O tribunal internacional do Camboja condenou nesta sexta-feira (16) a prisão perpétua os dois últimos líderes vivos do Khmer Vermelho por genocídio e crimes contra a humanidade cometidos pelo regime comunista entre 1975 e 1979.
Esta é a primeira vez que o tribunal internacional usa a palavra “genocídio” em referência a cerca de dois milhões de mortos entre vietnamitas, integrantes da comunidade muçulmana cham e de outras minorias religiosas.
Os condenados são o ideólogo do regime, Nuon Chea, de 92 anos, e o chefe de Estado da “Kampuchea Democrática”, Khieu Samphan, de 87, que negaram ter cometido as atrocidades.
Os dois já haviam sido condenados à prisão perpétua em 2014 por “crimes contra a humanidade” pelo tribunal apoiado pela ONU para o Camboja, pena confirmada no julgamento da apelação em 2016.
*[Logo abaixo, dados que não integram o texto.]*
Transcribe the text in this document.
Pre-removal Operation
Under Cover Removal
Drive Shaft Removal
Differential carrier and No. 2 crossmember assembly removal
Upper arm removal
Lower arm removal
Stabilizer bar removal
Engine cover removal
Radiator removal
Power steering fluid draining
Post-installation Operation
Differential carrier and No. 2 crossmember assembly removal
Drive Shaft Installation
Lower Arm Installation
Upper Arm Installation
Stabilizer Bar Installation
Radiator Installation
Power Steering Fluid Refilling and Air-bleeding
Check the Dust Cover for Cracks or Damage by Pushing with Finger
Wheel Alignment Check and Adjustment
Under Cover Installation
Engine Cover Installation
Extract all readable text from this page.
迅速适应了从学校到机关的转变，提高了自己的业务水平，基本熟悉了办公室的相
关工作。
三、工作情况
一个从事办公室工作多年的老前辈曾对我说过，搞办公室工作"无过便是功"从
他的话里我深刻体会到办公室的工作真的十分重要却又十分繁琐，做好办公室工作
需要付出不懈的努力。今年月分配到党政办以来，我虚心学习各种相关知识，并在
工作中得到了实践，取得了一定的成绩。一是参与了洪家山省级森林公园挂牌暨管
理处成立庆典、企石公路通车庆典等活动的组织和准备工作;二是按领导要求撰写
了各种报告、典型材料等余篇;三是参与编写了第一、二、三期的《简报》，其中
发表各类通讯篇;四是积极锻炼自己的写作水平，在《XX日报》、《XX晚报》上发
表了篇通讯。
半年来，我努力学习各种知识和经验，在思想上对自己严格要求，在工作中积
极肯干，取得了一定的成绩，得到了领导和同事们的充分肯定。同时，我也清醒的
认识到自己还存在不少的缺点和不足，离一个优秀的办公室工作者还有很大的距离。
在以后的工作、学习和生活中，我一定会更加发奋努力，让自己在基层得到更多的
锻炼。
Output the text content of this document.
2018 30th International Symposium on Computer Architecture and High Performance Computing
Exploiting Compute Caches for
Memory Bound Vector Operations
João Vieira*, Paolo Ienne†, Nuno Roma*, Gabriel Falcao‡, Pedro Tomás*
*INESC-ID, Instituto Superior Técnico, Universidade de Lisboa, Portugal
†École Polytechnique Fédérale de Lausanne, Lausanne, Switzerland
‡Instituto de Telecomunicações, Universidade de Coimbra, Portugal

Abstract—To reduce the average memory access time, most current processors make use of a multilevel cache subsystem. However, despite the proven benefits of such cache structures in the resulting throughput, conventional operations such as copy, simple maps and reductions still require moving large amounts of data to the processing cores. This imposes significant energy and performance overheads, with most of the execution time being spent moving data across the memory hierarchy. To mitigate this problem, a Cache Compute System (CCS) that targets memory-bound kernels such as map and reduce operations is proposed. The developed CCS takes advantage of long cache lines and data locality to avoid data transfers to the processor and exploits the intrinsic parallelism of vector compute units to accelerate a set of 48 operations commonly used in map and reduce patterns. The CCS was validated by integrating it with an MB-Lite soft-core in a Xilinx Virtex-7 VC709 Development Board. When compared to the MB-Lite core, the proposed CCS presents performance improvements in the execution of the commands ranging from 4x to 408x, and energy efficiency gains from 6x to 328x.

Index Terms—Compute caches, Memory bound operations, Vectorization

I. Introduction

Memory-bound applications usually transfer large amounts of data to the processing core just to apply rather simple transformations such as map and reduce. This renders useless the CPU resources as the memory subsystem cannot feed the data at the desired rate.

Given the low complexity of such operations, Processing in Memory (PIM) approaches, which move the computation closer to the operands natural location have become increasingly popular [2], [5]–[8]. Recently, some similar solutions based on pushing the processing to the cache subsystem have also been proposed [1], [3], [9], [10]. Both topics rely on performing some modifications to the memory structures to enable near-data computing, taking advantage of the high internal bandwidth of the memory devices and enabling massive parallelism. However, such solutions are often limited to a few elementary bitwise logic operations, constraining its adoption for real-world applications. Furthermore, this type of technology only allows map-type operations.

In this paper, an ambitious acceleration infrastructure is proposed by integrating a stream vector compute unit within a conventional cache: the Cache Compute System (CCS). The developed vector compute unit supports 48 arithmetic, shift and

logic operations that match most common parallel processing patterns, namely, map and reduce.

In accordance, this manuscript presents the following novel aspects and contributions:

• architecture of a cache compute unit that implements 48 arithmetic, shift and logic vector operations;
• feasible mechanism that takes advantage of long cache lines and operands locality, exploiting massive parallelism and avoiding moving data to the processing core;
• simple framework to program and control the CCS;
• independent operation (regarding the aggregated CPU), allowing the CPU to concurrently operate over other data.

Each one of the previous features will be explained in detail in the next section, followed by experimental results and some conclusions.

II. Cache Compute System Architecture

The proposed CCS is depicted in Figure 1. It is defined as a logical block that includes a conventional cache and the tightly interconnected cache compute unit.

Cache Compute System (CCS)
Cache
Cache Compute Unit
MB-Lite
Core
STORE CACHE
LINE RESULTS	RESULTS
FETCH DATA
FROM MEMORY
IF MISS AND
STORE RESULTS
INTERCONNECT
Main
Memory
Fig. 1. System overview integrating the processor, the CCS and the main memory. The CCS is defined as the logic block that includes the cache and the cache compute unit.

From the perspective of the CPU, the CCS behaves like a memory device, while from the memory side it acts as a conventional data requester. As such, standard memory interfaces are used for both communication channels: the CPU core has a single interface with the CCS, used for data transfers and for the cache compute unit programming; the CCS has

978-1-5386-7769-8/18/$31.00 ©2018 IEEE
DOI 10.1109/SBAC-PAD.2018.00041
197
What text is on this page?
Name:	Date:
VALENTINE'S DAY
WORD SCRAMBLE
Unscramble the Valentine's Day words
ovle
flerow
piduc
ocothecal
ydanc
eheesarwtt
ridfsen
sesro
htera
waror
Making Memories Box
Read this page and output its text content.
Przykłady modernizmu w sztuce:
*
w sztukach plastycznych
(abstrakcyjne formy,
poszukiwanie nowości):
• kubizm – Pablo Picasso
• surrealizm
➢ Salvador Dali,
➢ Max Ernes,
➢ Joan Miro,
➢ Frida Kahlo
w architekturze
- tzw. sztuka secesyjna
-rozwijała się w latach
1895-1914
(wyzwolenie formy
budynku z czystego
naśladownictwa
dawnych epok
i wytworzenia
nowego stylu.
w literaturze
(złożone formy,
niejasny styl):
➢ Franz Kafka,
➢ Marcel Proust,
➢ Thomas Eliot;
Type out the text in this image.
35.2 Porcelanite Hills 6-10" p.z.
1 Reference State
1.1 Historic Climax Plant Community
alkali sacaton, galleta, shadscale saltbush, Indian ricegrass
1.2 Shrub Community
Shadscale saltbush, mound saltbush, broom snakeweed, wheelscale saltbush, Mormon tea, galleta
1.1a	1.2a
O juiz Nil Noon considerou provado o genocídio cometido contra as minorias vietnamita e a muçulmana cham. O objetivo era “estabelecer uma sociedade ateia e homogênea, suprimindo todas as diferenças étnicas, nacionais, religiosas, raciais, de classe e culturais”, afirmou.
Porém, Noon eximiu Khieu Samphan da acusação de genocídio por não ter conseguido demonstrar de forma conclusiva sua intencionalidade ou conhecimento dos crimes.
Os dois ex-dirigentes foram considerados culpados de uma série de acusações tipificadas como crimes contra a humanidade, incluindo assassinato, extermínio, deportação, escravidão, tortura, estupro e perseguição por razões políticas, religiosas e étnicas.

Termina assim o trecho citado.